Story by thedailydigest.com
The new colonization
While Donald Trump remains mired in negotiations to end the Iran war, the world’s other two superpowers are making significant progress in dominating swathes of the African continent.
The engine of demographic growth
Demographically, Africa’s population is on track to swell from the current 1.5 billion to 2.5 billion by 2050, potentially making it one of the world’s largest consumer markets.
Zero-tariff policy
This has not been lost on China, which has just expanded its zero-tariff policy to cover 53 of Africa’s 54 countries, meaning goods can be traded between those countries and China tax-free.
Taiwan supporters snubbed
The outstanding country, Eswatini – formerly Swaziland – has been shut out of this duty-free zone due to its support for Taiwan, an island which China considers a breakaway province.
Trump trapped
Trump meanwhile is struggling to break free from a trap of his own making. His war of choice on Iran has only served to usher in a government more hard-line than its predecessor.
Iran’s bold move
Under Supreme leader Mojtaba Khamenei, Iran has decided to run the risk of alienating the world by closing the Strait of Hormuz, a move his father, Ali Khamenei, refrained from to maintain international legitimacy, according to the Tehran Times.
A time-consuming conundrum
The closure of the strait, which has choked off 20% of the global energy supply as well as interrupted supply chains, is absorbing US attention as the global economy reels.
Opposing versions
Despite repeated claims by the US that a deal is close, this is invariably refuted by Iran, which stated on May 25 that a deal “is not imminent”, the BBC reports.
Advantage Iran
“Iran definitely has the advantage here,” Nicole Grajewski, who teaches at the Center for International Studies at Sciences Po in France and studies Iran’s foreign policy, told the New York Times. “The U.S. is just kind of flailing at the moment.”
Meanwhile, China and Russia are making great strides in Africa, a continent described in Newsweek by Senator Roger Wicker, the Republican chair of the Senate Armed Services Committee, as “not a distant concern for American national security.”

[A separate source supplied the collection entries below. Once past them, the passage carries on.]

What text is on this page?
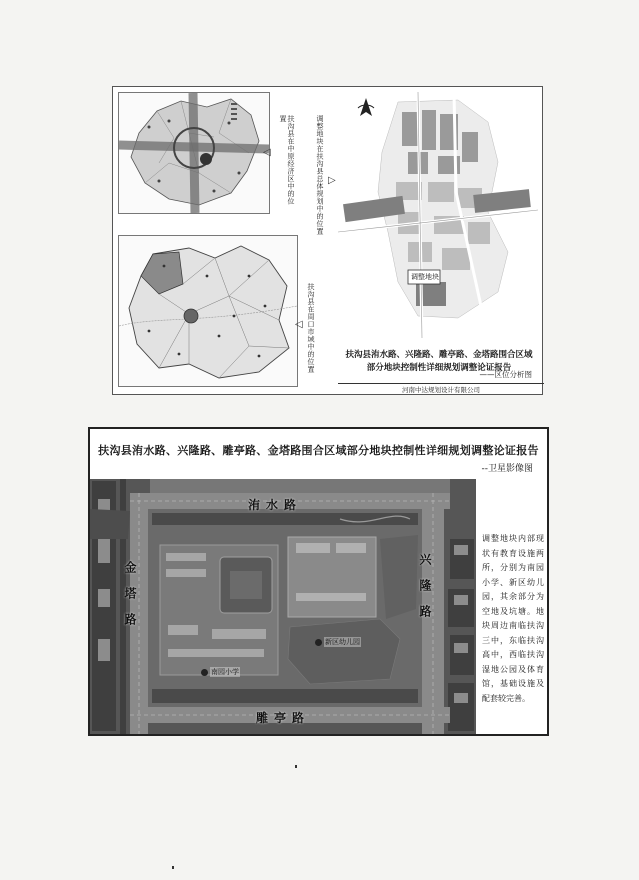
扶沟县在中原经济区中的位置
◁	调整地块在扶沟县总体规划中的位置 ▷
扶沟县在周口市域中的位置
◁
调整地块
扶沟县洧水路、兴隆路、雕亭路、金塔路围合区域
部分地块控制性详细规划调整论证报告
——区位分析图
河南中达规划设计有限公司
扶沟县洧水路、兴隆路、雕亭路、金塔路围合区域部分地块控制性详细规划调整论证报告
--卫星影像图
洧水路
金塔路	兴隆路
雕亭路
南园小学
新区幼儿园
调整地块内部现状有教育设施两所，分别为南园小学、新区幼儿园，其余部分为空地及坑塘。地块周边南临扶沟三中，东临扶沟高中，西临扶沟湿地公园及体育馆，基础设施及配套较完善。
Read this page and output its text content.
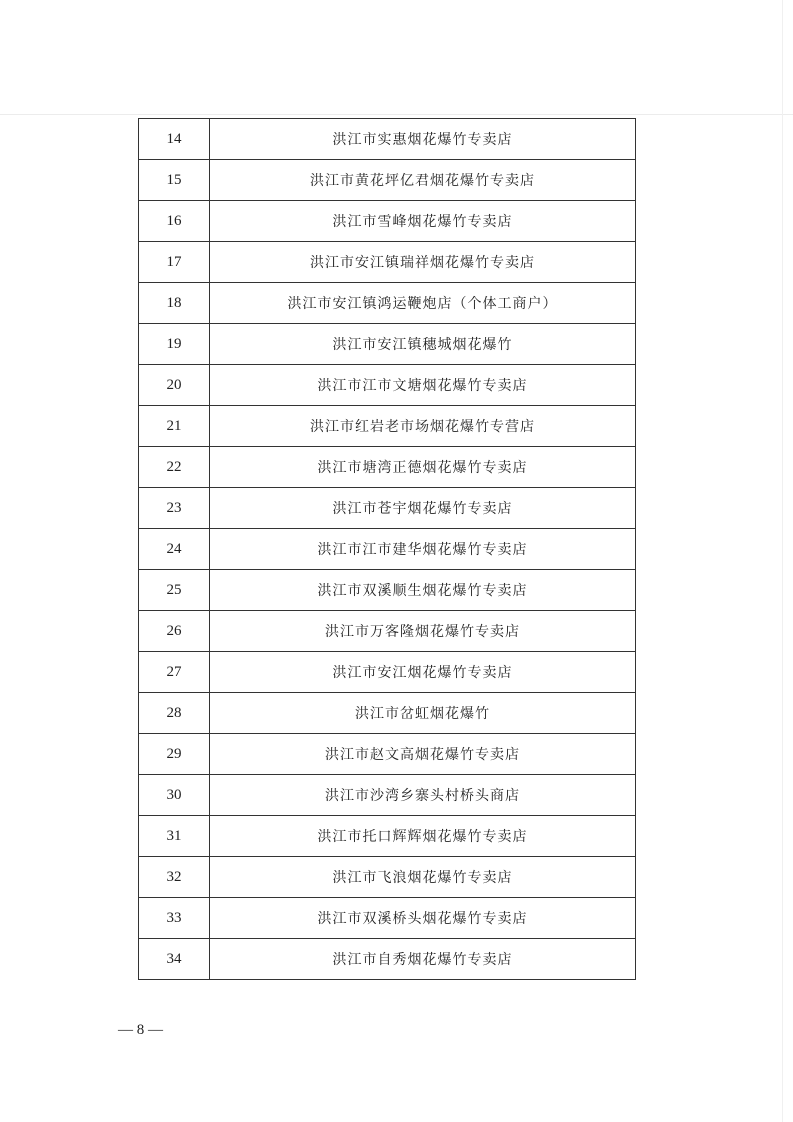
14	洪江市实惠烟花爆竹专卖店
15	洪江市黄花坪亿君烟花爆竹专卖店
16	洪江市雪峰烟花爆竹专卖店
17	洪江市安江镇瑞祥烟花爆竹专卖店
18	洪江市安江镇鸿运鞭炮店（个体工商户）
19	洪江市安江镇穗城烟花爆竹
20	洪江市江市文塘烟花爆竹专卖店
21	洪江市红岩老市场烟花爆竹专营店
22	洪江市塘湾正德烟花爆竹专卖店
23	洪江市苍宇烟花爆竹专卖店
24	洪江市江市建华烟花爆竹专卖店
25	洪江市双溪顺生烟花爆竹专卖店
26	洪江市万客隆烟花爆竹专卖店
27	洪江市安江烟花爆竹专卖店
28	洪江市岔虹烟花爆竹
29	洪江市赵文高烟花爆竹专卖店
30	洪江市沙湾乡寨头村桥头商店
31	洪江市托口辉辉烟花爆竹专卖店
32	洪江市飞浪烟花爆竹专卖店
33	洪江市双溪桥头烟花爆竹专卖店
34	洪江市自秀烟花爆竹专卖店
— 8 —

China and Russia’s modus operandi
Wicker believes China to be using “economic coercion, debt diplomacy, and military basing,” while Russia uses “mercenaries and other proxies.”
“Trade over aid”
Rubio depicted this new approach as “trade over aid, opportunity over dependency, and investment over assistance.”
The cobalt gold mine
Chinese companies now own 80% of the Democratic Republic of the Congo’s cobalt, which they take back to China to refine and then sell for battery use to the rest of the world, according to the Central European Chamber of Commerce.
Russia’s arms deals
Russia meanwhile has moved in on Africa’s arms market and was its biggest supplier of arms between 2020 and 2024. The Kremlin also has an eye on an African coastline that would potentially give it influence over the Suez Canal.
A missed opportunity?
While Trump has been playing his cards in the Middle East, the other actors in this big league game have their eyes on a different prize.